Go here, Serial ATA (http://www.serialata.org/), for some more info on this promising new tech. Imagine, only 4 wires to fool with instead of that clumsy 40/80 wire cable!
This is taken directly from a Serial ATA brief;
Parallel ATA cannot scale to support several more speed doublings, and is nearing its
performance capacity. By contrast, Serial ATA’s roadmap starts at 1.5 gigabits per second
(equivalent to a data rate of 150 MB/s) and migrates to 3.0 gigabits per second (300 MB/s), then
to 6.0 gigabits per second (600 MB/s). This roadmap supports up to 10 years of storage
evolution, based on historical trends.
Impressive , huh?
------------------
iisbob
CPU= 5mhz
Memory= 16 K
Storage=10.2MB's
Video=Onboard S3 4K
Modem=14.4 baud
Sound=ISA Yamaha 8bit
Mouse=2 button MS
Monitor=ACER 12.5"
OS= { dual boot }DOS 2.1 & WIN 3.1
My ultimate gaming system :)
hiredgoonz
01-28-2002, 05:09 PM
I'm a little skeptical of those numbers...there is going to have to be a MAJOR change in the physical structure and operation of the drives for the interface to be able to provide those throughputs...

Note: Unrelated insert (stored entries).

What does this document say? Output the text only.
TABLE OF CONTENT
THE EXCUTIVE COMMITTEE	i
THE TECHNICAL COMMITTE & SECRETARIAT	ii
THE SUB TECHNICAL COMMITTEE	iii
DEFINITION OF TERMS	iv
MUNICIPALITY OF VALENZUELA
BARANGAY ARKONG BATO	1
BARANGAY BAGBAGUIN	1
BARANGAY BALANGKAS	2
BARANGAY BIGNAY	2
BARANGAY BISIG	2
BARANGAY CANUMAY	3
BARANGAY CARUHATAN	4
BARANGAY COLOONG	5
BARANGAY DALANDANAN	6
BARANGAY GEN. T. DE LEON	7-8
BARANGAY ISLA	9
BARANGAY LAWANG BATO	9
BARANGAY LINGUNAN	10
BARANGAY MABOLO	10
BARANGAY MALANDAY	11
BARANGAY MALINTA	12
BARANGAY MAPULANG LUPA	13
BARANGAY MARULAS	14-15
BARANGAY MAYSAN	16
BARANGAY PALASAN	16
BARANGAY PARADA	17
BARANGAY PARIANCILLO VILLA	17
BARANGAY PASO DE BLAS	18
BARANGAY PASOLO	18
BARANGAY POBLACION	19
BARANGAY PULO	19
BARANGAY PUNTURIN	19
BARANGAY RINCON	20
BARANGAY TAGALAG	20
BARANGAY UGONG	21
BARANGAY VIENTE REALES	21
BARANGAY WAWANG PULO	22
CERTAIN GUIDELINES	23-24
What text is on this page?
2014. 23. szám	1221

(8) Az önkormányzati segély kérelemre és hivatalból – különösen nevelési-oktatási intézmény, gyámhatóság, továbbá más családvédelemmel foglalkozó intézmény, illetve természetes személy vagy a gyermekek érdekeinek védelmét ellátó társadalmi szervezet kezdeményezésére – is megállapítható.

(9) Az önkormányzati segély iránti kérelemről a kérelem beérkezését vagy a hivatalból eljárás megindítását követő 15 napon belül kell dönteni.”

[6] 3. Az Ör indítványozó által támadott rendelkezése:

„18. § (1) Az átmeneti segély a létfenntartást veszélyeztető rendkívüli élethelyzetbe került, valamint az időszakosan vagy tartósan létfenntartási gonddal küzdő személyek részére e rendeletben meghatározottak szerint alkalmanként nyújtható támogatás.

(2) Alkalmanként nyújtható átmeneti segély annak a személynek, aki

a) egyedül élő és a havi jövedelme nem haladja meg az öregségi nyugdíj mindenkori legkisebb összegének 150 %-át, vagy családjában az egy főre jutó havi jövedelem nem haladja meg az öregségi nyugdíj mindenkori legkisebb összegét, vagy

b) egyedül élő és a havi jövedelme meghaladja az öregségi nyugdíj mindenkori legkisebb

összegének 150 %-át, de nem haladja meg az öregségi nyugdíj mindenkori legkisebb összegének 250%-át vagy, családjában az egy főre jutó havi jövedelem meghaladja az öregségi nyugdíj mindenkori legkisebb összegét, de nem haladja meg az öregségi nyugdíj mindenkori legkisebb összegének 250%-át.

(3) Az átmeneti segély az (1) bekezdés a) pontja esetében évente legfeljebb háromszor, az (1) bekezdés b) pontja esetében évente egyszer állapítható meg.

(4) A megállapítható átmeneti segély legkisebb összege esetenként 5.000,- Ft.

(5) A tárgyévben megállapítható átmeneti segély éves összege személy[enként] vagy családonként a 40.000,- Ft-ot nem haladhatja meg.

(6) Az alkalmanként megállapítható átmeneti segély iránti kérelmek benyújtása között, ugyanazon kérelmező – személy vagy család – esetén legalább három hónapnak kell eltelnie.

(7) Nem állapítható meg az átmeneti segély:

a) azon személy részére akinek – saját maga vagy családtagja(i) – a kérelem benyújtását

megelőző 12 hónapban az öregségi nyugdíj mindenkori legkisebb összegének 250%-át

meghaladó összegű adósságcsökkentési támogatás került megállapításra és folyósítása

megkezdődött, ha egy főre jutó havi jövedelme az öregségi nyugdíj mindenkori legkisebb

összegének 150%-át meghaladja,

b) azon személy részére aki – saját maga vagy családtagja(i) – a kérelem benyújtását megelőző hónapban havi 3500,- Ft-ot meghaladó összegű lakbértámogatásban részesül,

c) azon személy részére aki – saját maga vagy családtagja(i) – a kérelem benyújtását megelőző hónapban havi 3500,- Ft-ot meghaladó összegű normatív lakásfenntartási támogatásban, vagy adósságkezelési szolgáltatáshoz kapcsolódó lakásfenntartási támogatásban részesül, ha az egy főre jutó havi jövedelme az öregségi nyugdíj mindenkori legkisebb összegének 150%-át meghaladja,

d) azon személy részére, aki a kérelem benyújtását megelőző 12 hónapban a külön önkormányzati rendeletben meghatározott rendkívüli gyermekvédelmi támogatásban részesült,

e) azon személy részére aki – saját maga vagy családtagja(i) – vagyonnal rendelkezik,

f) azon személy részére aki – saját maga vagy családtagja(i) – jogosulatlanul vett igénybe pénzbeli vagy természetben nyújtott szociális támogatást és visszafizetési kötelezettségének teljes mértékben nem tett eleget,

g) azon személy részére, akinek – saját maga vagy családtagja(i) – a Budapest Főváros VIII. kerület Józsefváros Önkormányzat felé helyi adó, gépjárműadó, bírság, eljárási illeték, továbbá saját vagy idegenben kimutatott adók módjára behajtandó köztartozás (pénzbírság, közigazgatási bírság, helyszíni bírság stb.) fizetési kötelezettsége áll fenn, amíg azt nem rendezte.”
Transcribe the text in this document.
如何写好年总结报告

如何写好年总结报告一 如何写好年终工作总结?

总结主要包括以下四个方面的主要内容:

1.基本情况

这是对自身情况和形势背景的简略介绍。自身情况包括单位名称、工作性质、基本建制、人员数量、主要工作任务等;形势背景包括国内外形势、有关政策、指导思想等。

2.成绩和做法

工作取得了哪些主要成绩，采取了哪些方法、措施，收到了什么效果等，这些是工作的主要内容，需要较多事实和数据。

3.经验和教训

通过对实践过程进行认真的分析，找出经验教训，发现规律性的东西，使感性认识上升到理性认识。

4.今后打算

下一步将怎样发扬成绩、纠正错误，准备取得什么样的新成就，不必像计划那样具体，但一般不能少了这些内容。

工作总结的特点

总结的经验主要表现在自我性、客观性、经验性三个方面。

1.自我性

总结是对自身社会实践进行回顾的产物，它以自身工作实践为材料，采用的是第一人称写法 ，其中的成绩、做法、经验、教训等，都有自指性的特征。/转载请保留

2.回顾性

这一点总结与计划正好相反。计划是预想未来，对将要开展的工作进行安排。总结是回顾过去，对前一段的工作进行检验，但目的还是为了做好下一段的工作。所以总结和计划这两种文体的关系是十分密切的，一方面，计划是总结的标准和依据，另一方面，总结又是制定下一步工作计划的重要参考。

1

Areal density and spin rates on the drives are going to have to go way up before those transfer rates can happen. The interface alone is not going to provide it except in exceedigly short-duration bursts...
Unless of course you stripe 100 drives together http://www.PCGuide.com/ubb/wink.gif
------------------
When all else fails, read the instructions.
[This message has been edited by hiredgoonz (edited 01-28-2002).]